I haven’t looked up the IBLT stuff in bitcoin, but this sounds like exactly 
what the GNU Name System does too.  I suppose GNS records are state-based CRDTs 
although that’s not specifically mentioned anywhere.  I can find documentation 
in those papers too if you wish.  



On 10 Mar 2015, at 14:42, Natanael <[email protected]> wrote:

> 
> Den 10 mar 2015 09:49 skrev "Ximin Luo" <[email protected]>:
> > Has there been any research on merging when only *partial* history is 
> > available, even when different users have different subsets of the history?
> 
> See IBLT (Invertible Bloom filter Lookup Tables), being implemented for 
> communicating between Bitcoin nodes. The basic idea - if you know that all 
> pending transactions you hold are valid, you don't need to verify them again 
> OR receive them when a block including them is created.
> 
> So to save bandwidth, you need to compare your set of transactions with that 
> of the node you get the block from.
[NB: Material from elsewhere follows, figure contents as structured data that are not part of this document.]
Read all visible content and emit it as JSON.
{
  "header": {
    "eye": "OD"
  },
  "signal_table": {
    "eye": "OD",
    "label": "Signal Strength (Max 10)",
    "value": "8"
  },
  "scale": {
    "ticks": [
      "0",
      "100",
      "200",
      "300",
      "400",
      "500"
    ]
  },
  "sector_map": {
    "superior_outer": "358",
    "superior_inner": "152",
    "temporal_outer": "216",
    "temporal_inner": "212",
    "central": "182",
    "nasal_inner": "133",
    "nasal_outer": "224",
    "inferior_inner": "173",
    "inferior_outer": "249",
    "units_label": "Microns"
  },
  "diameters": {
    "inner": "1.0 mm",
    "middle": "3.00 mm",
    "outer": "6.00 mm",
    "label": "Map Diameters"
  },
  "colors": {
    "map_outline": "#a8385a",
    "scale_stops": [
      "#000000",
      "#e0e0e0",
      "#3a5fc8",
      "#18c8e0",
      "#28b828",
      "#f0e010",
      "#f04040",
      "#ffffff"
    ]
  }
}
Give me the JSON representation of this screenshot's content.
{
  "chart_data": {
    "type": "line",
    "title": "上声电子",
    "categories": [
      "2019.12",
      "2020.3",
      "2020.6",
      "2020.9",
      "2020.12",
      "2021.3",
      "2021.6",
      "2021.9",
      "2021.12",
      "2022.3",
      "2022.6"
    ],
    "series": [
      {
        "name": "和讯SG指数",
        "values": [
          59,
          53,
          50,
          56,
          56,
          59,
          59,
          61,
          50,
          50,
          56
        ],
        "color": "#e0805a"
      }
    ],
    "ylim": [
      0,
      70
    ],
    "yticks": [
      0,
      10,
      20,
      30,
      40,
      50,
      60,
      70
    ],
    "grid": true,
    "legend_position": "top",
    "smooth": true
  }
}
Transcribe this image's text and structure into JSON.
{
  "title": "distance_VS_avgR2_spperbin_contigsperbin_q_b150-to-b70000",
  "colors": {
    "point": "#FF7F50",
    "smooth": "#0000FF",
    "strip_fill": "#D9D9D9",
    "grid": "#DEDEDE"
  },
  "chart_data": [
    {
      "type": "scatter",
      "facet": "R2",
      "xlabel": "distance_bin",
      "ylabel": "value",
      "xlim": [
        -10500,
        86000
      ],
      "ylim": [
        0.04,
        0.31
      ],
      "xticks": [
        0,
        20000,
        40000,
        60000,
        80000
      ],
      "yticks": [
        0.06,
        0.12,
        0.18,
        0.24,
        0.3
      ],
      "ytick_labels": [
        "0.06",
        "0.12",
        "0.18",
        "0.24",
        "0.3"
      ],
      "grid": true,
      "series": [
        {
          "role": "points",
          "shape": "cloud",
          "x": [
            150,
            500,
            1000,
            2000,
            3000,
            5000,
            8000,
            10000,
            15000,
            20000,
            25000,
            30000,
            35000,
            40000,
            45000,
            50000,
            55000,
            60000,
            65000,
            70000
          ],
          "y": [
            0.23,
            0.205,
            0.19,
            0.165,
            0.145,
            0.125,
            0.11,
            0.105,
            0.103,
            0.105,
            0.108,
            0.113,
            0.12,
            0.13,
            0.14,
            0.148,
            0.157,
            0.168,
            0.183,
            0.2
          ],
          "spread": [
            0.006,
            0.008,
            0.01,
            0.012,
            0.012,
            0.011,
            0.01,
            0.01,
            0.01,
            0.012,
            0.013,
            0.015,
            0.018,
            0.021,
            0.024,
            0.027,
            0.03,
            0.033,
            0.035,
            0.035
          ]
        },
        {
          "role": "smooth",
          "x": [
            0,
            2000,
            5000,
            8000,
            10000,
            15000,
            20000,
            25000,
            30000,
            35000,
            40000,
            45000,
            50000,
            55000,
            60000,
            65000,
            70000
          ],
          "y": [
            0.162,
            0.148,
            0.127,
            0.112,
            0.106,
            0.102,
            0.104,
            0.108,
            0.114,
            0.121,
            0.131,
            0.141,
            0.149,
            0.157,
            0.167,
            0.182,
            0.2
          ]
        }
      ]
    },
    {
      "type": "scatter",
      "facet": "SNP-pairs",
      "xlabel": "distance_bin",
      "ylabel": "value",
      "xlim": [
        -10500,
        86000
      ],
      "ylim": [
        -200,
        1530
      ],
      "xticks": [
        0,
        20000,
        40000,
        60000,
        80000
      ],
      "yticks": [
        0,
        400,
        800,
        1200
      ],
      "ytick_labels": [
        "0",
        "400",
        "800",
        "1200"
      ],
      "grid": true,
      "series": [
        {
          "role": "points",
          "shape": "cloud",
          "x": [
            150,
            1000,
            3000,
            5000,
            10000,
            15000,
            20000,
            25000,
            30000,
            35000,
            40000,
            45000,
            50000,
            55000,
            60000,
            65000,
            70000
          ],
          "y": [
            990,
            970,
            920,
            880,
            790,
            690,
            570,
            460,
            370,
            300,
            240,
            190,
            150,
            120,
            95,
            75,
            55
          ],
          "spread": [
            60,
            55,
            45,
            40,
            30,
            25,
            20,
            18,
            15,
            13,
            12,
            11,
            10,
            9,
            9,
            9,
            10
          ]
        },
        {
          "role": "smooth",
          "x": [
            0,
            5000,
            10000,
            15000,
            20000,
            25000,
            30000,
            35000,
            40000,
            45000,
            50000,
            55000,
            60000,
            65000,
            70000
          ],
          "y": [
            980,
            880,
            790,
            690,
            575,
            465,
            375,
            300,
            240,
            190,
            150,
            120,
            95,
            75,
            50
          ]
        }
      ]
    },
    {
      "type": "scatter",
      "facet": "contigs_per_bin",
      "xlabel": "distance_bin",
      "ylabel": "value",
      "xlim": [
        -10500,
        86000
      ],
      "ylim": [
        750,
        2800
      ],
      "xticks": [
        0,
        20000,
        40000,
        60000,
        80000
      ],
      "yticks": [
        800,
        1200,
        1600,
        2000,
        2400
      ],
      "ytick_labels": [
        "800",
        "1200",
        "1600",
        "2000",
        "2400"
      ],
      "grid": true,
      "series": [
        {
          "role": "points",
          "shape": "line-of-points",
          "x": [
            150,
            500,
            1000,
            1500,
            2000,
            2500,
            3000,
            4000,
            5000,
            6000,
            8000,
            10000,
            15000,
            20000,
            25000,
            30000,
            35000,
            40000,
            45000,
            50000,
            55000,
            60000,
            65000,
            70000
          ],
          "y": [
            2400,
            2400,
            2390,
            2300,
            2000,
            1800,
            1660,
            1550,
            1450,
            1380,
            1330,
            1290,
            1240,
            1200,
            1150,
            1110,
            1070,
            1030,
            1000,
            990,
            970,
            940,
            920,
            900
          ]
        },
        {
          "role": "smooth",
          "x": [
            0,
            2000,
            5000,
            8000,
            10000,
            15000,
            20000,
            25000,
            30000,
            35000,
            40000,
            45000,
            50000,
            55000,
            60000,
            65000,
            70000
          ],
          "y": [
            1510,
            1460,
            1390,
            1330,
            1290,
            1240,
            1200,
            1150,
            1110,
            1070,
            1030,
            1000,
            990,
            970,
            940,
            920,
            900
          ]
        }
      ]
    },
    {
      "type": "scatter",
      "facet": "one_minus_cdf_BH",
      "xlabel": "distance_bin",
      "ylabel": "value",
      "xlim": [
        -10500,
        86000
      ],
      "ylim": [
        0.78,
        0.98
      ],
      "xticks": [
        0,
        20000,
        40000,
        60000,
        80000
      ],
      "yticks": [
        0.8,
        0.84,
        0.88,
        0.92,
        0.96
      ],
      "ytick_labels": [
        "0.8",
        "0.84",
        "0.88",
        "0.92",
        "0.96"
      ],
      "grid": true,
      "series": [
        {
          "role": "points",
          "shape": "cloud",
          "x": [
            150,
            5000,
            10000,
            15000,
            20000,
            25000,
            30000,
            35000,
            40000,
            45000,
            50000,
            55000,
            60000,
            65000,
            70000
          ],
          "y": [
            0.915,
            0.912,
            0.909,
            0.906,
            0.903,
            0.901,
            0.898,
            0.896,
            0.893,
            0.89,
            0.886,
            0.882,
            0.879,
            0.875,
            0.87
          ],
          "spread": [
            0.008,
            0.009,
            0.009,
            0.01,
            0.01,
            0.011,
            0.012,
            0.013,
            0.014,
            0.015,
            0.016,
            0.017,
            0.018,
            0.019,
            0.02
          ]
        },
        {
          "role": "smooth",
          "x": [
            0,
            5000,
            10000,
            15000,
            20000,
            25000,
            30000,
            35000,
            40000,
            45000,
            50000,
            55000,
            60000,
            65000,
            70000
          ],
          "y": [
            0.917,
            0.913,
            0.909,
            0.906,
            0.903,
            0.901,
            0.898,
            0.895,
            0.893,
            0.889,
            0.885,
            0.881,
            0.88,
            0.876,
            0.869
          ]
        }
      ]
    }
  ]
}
And all you need is data the size of the 
> diff between your and their transaction set.
> 
> So one IBLT blob equal to or greater in size than the difference between your 
> locally known transactions and those that are new in the block allows you to 
> reconstruct the block.
> 
> This is probably the most bandwidth efficient set merging algorithm possible 
> (you probably have a magic compression algorithm if you can do better).
> 
> If you can accurately estimate how large the difference will be between the 
> sets held by two nodes, you can create an IBLT blob that allows the other 
> node to reconstruct what you have that they miss.